Bank Dunia Biayai $15 Miliar Proyek Energi Fosil Sejak 2015

Penulis : Tim Betahita

Perubahan Iklim

Sabtu, 08 Oktober 2022

Editor : Sandy Indra Pratama

BETAHITA.ID -  Bank Dunia telah menyediakan hampir $15 miliar untuk membiayai proyek energi fosil secara langsung, sejak ditandatanganinya Perjanjian Paris pada 2015. Studi terbaru memperkirakan adanya kemungkinan bank tersebut mendorong investasi yang jauh lebih besar secara tidak langsung. 

Bank Dunia seharusnya telah berhenti mendanai proyek minyak dan gas sejak 2019. Namun Big Shift Global, koalisi lebih dari 50 lembaga swadaya masyarakat, menemukan bank dan anak perusahaannya mendanai kilang minyak dan pemrosesan gas sejak tahun tersebut. 

Karena bank juga berperan dalam membantu mengkatalisasi investasi dari donor lain dan sektor swasta, pendanaan langsung sebesar  $14,8 miliar itu kemungkinan akan menjadi puncak gunung es terkait bantuan untuk pengembangan energi karbon tinggi, tulis laporan yang terbit Kamis, 6 Oktober 2022. 

Laporan Big Shift Global, berjudul Investing in Climate Disaster: World Bank Group Finance for Fossil Fuels, mencakup kegiatan Grup Bank Dunia secara rinci dari 2018 hingga 2021. Ditemukan bahwa bank tersebut menggunakan perantara keuangan, dalam bentuk bank atau lembaga keuangan, terkadang dana ekuitas swasta atau bank komersial. Aliran pendanaan tidak langsung ini adalah "celah utama" dalam kebijakan iklim bank, kata laporan tersebut.

Ilustrasi pengeboran frackling untuk menyedot gas alam. Metode ini disebut sebagai salah satu faktor pendorong naiknya emisi metana yang membahayakan perubahan iklim. Foto: UNEP

Dikutip Guardian, Kat Kramer, penulis laporan tersebut, mengatakan: “Ini sangat parah. Bank Dunia memiliki peran kepemimpinan, dan dalam beberapa kasus hanya memberikan dukungan namun ini memfasilitasi investasi yang jauh lebih besar dari tempat lain. Mereka memiliki pengaruh yang sangat besar, dan kami telah menemukan banyak kasus di mana itu digunakan namun tidak membantu iklim.”

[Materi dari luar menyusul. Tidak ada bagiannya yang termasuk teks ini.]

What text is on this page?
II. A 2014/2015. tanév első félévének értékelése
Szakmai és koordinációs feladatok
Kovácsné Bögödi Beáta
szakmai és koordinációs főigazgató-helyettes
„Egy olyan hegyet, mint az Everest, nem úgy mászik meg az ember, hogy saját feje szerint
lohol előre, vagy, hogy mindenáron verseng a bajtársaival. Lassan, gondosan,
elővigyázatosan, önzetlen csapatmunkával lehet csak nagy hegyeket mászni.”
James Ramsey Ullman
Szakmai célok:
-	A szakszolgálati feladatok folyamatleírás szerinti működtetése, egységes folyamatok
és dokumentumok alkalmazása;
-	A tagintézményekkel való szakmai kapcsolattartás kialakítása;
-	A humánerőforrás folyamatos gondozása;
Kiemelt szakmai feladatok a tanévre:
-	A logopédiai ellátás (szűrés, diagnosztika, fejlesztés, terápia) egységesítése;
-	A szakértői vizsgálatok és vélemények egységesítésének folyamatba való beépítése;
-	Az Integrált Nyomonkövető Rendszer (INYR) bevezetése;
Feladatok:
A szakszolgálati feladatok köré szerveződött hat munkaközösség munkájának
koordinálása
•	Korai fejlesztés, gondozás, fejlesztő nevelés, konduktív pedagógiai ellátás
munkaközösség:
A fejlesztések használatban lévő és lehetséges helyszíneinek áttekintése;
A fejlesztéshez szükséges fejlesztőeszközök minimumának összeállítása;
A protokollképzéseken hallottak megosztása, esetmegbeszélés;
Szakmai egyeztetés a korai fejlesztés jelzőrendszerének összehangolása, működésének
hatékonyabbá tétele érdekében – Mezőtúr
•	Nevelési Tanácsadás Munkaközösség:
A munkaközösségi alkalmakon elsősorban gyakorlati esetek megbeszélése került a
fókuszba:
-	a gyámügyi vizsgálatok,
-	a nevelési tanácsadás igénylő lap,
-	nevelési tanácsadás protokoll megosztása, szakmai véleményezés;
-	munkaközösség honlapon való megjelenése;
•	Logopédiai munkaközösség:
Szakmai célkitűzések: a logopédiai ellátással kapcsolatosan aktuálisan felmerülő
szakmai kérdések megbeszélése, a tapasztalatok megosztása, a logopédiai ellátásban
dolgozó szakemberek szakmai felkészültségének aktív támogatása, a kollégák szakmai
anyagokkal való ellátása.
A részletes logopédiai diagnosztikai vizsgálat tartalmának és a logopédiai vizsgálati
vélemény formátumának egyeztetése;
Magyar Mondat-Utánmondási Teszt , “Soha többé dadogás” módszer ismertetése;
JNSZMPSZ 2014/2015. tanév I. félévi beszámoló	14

Banyak contoh pendanaan bahan bakar fosil yang terungkap dalam laporan tersebut menyangkut proyek-proyek gas, yang oleh beberapa negara dianggap sebagai “bahan bakar transisi”, antara batu bara dan energi terbarukan. 

“Metana [komponen utama bahan bakar gas alam] sekitar 80 kali lebih kuat dari karbon dioksida sebagai gas rumah kaca. Ini sangat kuat. Jadi jika ada kebocoran dari produksi atau transportasi yang masuk ke atmosfer, dan itu berlaku untuk LNG [cair] gas alam] atau bentuk gas lainnya,” tegasnya.

Pendanaan gas tidak masuk akal secara finansial ketika alternatif dalam bentuk pembangkit energi terbarukan murah dan tersedia secara luas, kata Kramer. “Ada peran besar bagi Bank Dunia untuk memfasilitasi transisi energi bersih global. Kami tidak melihat itu. Mereka seharusnya tidak berinvestasi dalam bahan bakar fosil.”

Laporan tersebut juga menemukan bahwa Bank terlibat dalam membantu pendanaan tidak langsung untuk proyek batubara, meskipun telah mengakhiri pendanaan langsung untuk batubara pada 2010.

“Kami membantah temuan laporan itu, yang membuat asumsi yang tidak akurat tentang pinjaman Grup Bank Dunia. Pada tahun fiskal 2022, Grup Bank memberikan $31,7 miliar untuk investasi terkait iklim, untuk membantu masyarakat di seluruh dunia menanggapi krisis iklim, dan membangun masa depan yang lebih aman dan bersih,” kata juru bicara Bank Dunia, seperti dikutip Guardian.